Infoseiten - Vorwort
Ich wünsche mir, dass wir gemeinsam stabile Brücken bauen
Ich arbeite seit 35 Jahren mit Native Americans (Indianern) zusammen. Wir haben im Rahmen von Projekten gemeinsam viele pädagogische Einrichtungen besucht. Dabei ist ein Konzept entstanden, dass sich im Laufe der Jahre bewährt hat. In den Ferien-Zeltlagern und Tipi-Camps herrschte ein fröhliches Miteinander. Doch solche Projekte und Ferienfreizeiten werden kaum noch angeboten und dadurch schwindet auch die Möglichkeit, Kindern, Jugendlichen und Erwachsenen Wissen über die indigenen Stammesnationen Nordamerikas zu vermitteln.
Zu Beginn der Diskussionen über kulturelle Aneignung und das Wort "Indianer" hatten wir die Hoffnung, dass endlich ein Umdenken stattfinden würde, doch stattdessen stehen wir nun vor verhärteten Fronten und inzwischen gibt es Veranstaltungen, die nach dem Motto "Jetzt erst recht" nahezu sämtliche Klischees erneut bedienen. Es besteht ganz offensichtlich das Bedürfnis liebgewonnene Spiele aus der eigenen Kindheit neu zu beleben.
Auch ich habe als Kind mit meinen Freunden "Indianer" gespielt. Cowboys kamen auch darin vor, doch die meiste Zeit ging es um Konflikte mit Siedlern. Die Indianer waren für uns Helden, weil sie das Land vor Ausbeutung und Zerstörung schützten. Geprägt durch die Winnetou-Geschichten strebten wir in unseren Spielen nach Frieden und Gerechtigkeit. Viele Jahre später tauschte ich mich mit einem indianischen Freund über Kindheitserinnerungen aus. Neben "Ritter" oder "Römer" haben sie auch "Cowboys und Indianer" gespielt, aber es gab dabei einen sehr großen Unterschied zu unseren Spielen. Eine seiner Aussagen hat mich zutiefst berührt:
Alle wollten die Cowboys spielen, aber keiner von uns wollte ein Indianer sein, denn diese waren immer die Verlierer.

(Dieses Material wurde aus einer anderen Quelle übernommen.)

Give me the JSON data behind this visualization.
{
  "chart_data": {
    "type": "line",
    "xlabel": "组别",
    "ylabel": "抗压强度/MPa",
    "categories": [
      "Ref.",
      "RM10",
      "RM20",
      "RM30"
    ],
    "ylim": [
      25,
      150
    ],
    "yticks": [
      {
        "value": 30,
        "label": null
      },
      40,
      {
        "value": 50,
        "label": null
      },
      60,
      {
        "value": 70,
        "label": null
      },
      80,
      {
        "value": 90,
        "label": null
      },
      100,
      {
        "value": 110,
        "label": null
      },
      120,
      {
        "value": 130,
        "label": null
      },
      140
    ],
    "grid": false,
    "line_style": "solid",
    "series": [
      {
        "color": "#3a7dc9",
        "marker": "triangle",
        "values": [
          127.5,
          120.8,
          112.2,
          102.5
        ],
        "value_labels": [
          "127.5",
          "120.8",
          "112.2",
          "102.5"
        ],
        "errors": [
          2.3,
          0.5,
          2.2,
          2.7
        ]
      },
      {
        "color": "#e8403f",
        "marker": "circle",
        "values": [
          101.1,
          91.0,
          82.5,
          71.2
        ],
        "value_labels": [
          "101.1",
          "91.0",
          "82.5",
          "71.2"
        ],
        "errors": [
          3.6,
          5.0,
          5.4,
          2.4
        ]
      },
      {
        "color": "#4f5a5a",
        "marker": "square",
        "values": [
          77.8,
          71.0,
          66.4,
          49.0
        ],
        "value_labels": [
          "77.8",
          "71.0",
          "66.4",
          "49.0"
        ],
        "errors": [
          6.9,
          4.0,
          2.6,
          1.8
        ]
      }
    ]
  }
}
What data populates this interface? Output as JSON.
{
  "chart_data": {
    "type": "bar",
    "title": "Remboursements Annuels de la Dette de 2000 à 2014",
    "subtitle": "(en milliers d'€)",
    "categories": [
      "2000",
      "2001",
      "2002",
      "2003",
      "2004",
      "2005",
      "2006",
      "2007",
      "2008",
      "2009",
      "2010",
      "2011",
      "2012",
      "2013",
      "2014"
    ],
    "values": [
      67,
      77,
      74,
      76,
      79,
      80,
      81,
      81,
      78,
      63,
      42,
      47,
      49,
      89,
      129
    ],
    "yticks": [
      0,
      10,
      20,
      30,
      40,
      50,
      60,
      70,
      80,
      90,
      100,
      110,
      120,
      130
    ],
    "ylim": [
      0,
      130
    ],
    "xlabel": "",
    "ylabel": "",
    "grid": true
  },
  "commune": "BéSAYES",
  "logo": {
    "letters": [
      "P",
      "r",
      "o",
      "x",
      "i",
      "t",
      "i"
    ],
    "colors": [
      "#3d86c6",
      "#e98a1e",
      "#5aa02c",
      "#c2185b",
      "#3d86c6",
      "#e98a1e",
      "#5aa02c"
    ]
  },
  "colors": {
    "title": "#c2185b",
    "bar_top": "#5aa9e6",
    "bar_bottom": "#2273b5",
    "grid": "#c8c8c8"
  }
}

Während ich zu Karneval stolz in meinem "Indianerkostüm" auf die Straße gegangen bin, hatten Native Americans in den USA noch nicht einmal das Recht, ihre eigenen Zeremonien zu praktizieren. Das Tragen von Trachten (Regalia) war erlaubt, aber viele Eltern, die durch die gewaltsamen Umerziehungsversuche in den Internatsschulen traumatisiert waren, scheuten davor zurück, das Wissen über alte Traditionen an ihre Kinder weiterzugeben. Sie wollten ihnen solche schrecklichen Erfahrungen ersparen. Ein älterer Native American erzählte mir unter Tränen, dass ihm deshalb seine Eltern kein Lakota beigebracht haben.
Native Americans erhielten erst 1978 durch ein neues Gesetz mit dem Titel "American Indian Religious Freedom Act" das Recht auf Religionsfreiheit. Zu diesem Zeitpunkt war ich fast 14 Jahre alt und schon mehreren "indianerkostümen" entwachsen. Mein großes Interesse hat nie nachgelassen und so lernte ich schließlich im Alter von knapp 25 Jahren bei einem Powwow in Deutschland Native Americans kennen.
Um dorthin zu gelangen, wo ich heute stehe, bin ich einen weiten und oft steinigen Weg gelaufen. Ich musste mich von vielen stereotypen Vorstellungen verabschieden. Darunter auch solche, die von einem großen Teil der Bevölkerung in Deutschland als positiv empfunden werden. Sie stehen jedoch einem Austausch auf Augenhöhe massiv im Weg. Genau deshalb ist es eine Herzensangelegenheit von mir, meine Erfahrungen zu teilen. Ich möchte meinen Teil dazu beitragen, dass auf der Basis des gegenseitigen Respekts eine stabile Brücke zwischen den verschiedenen Nationen entsteht.